Le emozioni invece, regnano assolute: l'amore incondizionato di Maria per Svevo, quello totale di Arturo per la compagna di scuola Rosa; l'odio per i creditori e per quell'inverno che non vuole finire; la speranza inesauribile di una primavera gravida di promesse.
Emblematiche le pagine in cui Maria, con il marito lontano da casa da parecchi giorni, si vede costretta ad andare dal salumiere allungando un conto da saldare già chilometrico: il negoziante – che di solito si rivolge ad Arturo chiedendogli “come fate voi bastardi italiani a vivere senza un centesimo” – finge di non vederla, la ignora, spazza la bottega e non le rivolge la parola fino a renderla rossa di vergogna, esausta e profondamente umiliata.
Anche Svevo non viene risparmiato dalla crudeltà del classismo quando viene chiamato “contadino ignorante”, e ancora “animale”; ma l'italianità per lui non è motivo di vergogna e anzi, spesso il personaggio si abbandona a fantasticherie sulle sue origini abruzzesi, lui, italiano puro “di una stirpe contadina che si perdeva nella notte dei tempi”. Bandini padre, che a volte si culla parlando tra sé e sé con dolcezza nel suo idioma natio, è un uomo profondamente disgustato dalla povertà ed è questo sentimento, reso più amaro dall'inverno, che lo spinge ad intessere una relazione con una ricca vedova di Rocklin, affacciandosi ad uno splendore tutto precario.

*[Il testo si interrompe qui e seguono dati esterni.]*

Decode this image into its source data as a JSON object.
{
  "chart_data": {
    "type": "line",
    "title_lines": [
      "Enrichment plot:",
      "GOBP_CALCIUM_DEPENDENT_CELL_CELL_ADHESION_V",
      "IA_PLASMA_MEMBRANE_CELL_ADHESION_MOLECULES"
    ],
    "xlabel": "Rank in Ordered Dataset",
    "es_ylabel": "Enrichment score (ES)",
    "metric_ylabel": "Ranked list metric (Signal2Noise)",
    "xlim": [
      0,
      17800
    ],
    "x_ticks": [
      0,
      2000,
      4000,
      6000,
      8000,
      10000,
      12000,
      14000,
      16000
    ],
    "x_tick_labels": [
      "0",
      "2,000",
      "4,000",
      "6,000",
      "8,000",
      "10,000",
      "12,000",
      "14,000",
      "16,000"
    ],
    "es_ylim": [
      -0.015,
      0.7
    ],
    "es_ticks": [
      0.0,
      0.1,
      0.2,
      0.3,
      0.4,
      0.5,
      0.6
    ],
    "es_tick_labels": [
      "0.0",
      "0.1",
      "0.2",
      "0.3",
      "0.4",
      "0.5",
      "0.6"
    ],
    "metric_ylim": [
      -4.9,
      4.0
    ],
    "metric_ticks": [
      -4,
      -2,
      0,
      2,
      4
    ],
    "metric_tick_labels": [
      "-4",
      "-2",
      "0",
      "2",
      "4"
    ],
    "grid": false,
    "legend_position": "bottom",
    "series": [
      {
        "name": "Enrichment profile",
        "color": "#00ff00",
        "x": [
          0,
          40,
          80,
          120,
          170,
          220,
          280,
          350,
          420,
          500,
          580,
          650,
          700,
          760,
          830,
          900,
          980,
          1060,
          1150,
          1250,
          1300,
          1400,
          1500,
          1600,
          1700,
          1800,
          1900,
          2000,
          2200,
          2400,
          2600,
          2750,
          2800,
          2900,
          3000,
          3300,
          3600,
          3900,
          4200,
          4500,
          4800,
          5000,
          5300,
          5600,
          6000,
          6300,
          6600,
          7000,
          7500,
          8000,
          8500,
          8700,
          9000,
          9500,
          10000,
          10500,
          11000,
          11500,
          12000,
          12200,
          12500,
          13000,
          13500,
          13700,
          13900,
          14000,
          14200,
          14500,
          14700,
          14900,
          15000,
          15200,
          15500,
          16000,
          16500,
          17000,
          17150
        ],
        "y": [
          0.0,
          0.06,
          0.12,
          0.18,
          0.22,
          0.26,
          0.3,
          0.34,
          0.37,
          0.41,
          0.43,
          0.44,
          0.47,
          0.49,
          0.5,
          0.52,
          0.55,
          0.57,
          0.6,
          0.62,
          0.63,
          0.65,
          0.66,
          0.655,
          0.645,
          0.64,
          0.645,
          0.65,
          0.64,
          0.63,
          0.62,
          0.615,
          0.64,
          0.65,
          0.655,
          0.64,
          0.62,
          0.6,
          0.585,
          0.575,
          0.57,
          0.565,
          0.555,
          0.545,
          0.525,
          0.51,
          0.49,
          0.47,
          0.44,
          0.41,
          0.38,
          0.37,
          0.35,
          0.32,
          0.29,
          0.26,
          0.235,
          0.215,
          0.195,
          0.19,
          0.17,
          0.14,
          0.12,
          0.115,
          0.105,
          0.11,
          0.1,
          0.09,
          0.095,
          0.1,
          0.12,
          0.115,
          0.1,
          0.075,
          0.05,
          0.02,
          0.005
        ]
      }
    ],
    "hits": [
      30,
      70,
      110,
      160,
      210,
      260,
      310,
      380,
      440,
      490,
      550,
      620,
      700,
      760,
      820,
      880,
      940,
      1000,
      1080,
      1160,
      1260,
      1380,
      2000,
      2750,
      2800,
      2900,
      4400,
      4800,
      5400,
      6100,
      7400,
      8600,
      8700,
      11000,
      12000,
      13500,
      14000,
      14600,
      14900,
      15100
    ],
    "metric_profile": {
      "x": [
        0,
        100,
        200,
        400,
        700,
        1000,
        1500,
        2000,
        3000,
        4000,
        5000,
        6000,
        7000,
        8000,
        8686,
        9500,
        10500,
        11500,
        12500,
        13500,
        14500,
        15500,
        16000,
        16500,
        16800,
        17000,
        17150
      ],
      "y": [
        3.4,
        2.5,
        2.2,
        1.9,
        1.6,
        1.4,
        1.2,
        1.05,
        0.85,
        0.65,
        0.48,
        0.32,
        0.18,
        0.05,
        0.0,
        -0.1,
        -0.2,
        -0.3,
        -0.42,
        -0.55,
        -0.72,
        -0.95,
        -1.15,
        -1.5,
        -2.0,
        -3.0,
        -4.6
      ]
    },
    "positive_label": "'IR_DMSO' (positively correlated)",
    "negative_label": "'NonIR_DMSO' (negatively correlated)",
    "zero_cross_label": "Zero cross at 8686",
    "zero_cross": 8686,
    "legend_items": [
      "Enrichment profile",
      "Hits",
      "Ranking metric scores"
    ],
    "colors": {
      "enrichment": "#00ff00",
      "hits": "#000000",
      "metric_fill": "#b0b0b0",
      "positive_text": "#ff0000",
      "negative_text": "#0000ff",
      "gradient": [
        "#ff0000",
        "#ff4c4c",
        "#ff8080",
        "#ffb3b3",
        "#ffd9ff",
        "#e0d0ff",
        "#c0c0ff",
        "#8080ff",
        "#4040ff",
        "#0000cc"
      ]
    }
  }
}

Intanto il giovane Fante-Arturo Bandini è combattuto dal senso di colpa per le marachelle commesse, la tristezza per la situazione familiare e l'amore per l'italianissima Rosa. Tutto l'intreccio narrativo si dipana nel periodo natalizio e l'unica soluzione, come suggerisce il solo compagno di scuola che ami il baseball tanto quanto Arturo, è quella di aspettare: “Aspetta Primavera, Bandini”.
Insomma, gli italo-americani di Fante sono personaggi turbolenti, forestieri che se ne vanno in giro sempre sporchi, con le unghie nere. Stranieri non diversi dai loro cani, come tiene a sottolineare la ricca vedova Hildegarde. Ma a dispetto dell'inverno, dei piedi gelati, i conti da pagare, le ingiustizie e i peccati a cui rimediare, i Bandini sono attaccati alla vita con unghie e denti. Ed è per questo che non si stancano di aspettare primavera. Personaggi resi forti dalla durezza della fame e carichi di quella spinta a risalire che solo chi ha conosciuto i bassi fondi possiede; proprio come Fante stesso, che non si arrese nemmeno davanti alla cecità e all'amputazione di entrambe le gambe a cui lo portò una grave forma di diabete, e che continuò a dettare alla moglie la sua prosa stracolma di vita, fino alla morte.
Dopo la pubblicazione delle Lettere (Einaudi) del 2014, si ripresenta l'occasione di leggere e rileggere un autore che dovrebbe essere consigliato in tutte le scuole, e non solo, per non dimenticare una storia di emigrazione, che è la nostra. E per comprendere quella dei tanti forestieri che approdano in America così come in Italia, carichi di un'identica fame, ma anche della stessa speranza: quella che arrivi primavera.